To reduce V8’s memory footprint, the V8 team monitored its two heaps – the C++ and the JavaScript heap – using a new feature in Chrome 54: the --trace-gc-object-stats flag, that makes V8 dump memory-related statistics to the console. That output is then visualized using a custom tool, the V8 heap visualizer, which shows a timeline-based view for both heaps and provides a detailed breakdown of the memory usage of certain data types. Another tool that the V8 team used for this kind of analysis is Chrome’s Trace Event Profiling Tool, which is available under about:tracing.
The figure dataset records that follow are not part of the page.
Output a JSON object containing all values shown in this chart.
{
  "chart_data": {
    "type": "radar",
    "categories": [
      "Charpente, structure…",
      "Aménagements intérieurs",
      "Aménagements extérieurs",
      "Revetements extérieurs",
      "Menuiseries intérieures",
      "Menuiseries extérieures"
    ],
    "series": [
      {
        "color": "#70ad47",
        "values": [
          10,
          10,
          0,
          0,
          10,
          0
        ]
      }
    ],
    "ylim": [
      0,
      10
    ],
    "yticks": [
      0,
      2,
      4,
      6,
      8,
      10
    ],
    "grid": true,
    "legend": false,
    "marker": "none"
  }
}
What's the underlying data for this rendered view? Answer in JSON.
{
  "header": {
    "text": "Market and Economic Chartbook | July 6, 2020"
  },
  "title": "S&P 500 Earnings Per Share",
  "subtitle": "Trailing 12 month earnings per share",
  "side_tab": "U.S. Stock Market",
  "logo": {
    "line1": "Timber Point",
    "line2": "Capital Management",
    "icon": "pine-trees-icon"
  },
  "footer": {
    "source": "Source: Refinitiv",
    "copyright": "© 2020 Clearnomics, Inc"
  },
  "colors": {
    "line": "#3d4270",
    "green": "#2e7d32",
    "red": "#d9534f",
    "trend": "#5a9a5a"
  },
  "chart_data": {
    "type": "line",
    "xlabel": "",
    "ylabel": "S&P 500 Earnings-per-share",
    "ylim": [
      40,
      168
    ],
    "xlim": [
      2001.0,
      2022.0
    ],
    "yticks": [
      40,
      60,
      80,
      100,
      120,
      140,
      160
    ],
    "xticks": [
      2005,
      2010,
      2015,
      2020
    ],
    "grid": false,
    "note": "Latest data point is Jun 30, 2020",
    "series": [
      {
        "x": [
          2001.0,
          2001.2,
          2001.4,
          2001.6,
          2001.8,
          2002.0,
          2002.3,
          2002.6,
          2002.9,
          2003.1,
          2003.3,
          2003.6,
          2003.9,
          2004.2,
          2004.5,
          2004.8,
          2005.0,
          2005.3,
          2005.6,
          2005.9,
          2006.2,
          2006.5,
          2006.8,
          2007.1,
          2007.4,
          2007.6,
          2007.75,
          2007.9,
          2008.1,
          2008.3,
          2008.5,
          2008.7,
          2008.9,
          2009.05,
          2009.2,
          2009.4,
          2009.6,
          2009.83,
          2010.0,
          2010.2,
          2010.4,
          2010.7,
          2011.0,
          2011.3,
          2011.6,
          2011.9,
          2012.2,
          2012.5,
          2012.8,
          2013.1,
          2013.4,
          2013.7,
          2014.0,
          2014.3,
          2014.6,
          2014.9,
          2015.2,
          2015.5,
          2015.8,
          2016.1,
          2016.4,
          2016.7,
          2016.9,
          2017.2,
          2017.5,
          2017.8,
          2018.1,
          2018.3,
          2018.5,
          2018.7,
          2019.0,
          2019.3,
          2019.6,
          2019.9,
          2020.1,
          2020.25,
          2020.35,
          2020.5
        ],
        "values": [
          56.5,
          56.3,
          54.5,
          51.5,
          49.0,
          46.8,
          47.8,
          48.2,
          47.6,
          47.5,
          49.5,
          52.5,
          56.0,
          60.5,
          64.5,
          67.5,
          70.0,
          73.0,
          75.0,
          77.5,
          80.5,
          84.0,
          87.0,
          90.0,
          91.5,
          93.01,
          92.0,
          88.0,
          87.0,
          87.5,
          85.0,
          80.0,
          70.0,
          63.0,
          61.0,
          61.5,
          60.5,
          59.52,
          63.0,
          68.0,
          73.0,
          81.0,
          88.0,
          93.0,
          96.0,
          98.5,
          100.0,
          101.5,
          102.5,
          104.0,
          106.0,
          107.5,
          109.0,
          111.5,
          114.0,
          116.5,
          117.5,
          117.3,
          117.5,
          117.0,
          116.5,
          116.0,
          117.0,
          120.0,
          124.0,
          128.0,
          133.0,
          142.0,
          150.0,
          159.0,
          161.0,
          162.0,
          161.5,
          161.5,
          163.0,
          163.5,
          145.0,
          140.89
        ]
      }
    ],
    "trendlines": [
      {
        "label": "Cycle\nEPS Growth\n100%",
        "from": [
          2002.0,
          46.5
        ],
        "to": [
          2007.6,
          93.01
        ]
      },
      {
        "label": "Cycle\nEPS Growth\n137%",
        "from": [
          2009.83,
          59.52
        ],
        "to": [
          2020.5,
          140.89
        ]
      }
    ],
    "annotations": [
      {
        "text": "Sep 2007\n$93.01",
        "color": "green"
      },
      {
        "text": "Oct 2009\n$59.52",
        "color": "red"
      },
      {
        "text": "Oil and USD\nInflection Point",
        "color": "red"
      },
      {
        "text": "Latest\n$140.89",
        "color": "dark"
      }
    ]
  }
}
What memory analysis showed is that one of the main factors determining the JavaScript heap size is the balance between latency and memory consumption of the garbage collector. You can improve latency by reserving more memory to the heap to avoid frequent GC invocations. This may however be a problem for low-memory devices and lead to crashes or suspended apps. To strike a better balance between latency and memory consumption, the V8 team has introduced a new memory reduction mode that favors more frequent collections and reduces memory fragmentation through more aggressive compactions. The new memory reduction more brought an overall 50% reduction in V8 heap size on a reference benchmark. Another optimization that has been introduced consisted in reducing the V8 heap page size from 1M to 512K, benefiting both overall memory usage and memory fragmentation.

The V8 team could also reduce the C++ heap size by improving background parsing, which allows V8 to parse script while the page is still being loaded. In fact, as the memory visualization tool showed, the background parser would keep a heap zone alive long after the code had been compiled, instead of releasing it immediately. Additionally, the V8 parser is now using a more aggressive strategy to pack fields in the abstract syntax tree nodes it generates, whereas the standard C++ packing was relied upon previously. Benchmarking showed a peak zone memory reduction of about 40% on average.

All improvements described above will be available in Chrome 55, expected to become available in December.